1.2. Role of Machine Learning in Medical Diagnostics
With the exponential growth of electronic health records (EHRs) and the availability of open-source clinical datasets, researchers are increasingly leveraging machine learning (ML) and artificial intelligence (AI) to build predictive models for early disease detection [4]. ML techniques allow for the analysis of complex patterns and relationships within large datasets that might be difficult to detect using traditional statistical approaches.
Several studies have demonstrated the potential of ML in heart disease prediction. For instance, Melillo et al. used Classification and Regression Trees (CART) to distinguish between high-risk and low-risk patients, achieving 93.3% sensitivity and 63.5% specificity [5]. Rahhal et al. proposed the use of deep neural networks on ECG data to extract optimal features, thereby enhancing diagnostic accuracy [6]. Similarly, Guidi et al. developed a Clinical Decision Support System (CDSS) that leveraged models such as Support Vector Machines (SVM), Random Forest, and CART, achieving up to 87.6% accuracy [7].
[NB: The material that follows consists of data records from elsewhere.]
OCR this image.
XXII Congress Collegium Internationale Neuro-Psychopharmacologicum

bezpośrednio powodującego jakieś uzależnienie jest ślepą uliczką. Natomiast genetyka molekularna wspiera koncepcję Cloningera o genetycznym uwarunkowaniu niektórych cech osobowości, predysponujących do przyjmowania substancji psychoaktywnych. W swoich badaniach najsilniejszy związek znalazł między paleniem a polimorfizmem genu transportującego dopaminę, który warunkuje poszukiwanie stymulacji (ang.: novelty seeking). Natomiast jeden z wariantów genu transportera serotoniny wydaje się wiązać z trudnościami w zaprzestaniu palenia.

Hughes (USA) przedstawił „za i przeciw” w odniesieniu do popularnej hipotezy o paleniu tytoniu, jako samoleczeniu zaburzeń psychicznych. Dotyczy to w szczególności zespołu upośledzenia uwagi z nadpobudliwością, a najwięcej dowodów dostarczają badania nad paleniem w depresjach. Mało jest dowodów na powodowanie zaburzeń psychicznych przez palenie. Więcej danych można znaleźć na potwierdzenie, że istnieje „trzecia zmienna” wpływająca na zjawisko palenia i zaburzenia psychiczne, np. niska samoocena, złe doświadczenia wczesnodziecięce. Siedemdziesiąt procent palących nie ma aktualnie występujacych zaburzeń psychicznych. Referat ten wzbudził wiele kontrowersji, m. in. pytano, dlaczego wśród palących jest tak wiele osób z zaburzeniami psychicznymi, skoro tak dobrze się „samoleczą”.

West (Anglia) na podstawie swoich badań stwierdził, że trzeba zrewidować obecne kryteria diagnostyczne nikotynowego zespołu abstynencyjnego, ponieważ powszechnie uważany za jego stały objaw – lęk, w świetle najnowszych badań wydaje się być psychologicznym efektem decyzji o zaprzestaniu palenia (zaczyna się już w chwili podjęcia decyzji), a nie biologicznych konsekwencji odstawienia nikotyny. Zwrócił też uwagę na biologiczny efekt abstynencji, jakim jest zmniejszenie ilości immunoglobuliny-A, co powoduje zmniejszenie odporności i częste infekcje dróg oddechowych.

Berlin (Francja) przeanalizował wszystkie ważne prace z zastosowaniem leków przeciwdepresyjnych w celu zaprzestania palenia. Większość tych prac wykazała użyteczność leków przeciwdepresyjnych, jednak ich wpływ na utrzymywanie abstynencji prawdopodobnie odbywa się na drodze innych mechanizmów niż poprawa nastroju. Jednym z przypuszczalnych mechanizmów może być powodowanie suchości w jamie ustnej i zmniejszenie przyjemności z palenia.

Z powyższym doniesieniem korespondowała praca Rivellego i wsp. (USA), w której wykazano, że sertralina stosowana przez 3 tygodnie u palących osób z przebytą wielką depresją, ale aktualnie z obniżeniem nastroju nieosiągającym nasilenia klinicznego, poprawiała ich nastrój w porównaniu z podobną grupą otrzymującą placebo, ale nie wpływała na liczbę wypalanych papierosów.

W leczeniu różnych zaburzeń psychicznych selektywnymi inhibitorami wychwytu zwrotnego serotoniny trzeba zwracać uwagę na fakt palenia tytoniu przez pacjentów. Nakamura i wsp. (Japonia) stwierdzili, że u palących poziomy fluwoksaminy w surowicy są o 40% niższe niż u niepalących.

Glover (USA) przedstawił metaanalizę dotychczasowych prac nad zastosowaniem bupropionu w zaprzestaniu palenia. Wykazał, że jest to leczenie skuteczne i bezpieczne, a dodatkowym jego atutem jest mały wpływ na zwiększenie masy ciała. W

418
These systems demonstrate that AI can substantially improve diagnostic speed and accuracy, allowing physicians to intervene earlier in the disease course and potentially save lives.
1.3. Dimensionality Reduction and Feature Engineering
A common challenge in machine learning applications is the high dimensionality of healthcare datasets, which can lead to overfitting and increased computational cost. Reducing the number of input variables without losing significant information—a process known as dimensionality reduction—is essential in building efficient models. Feature engineering and selection techniques, such as Principal Component Analysis (PCA), help identify the most informative attributes in a dataset [8].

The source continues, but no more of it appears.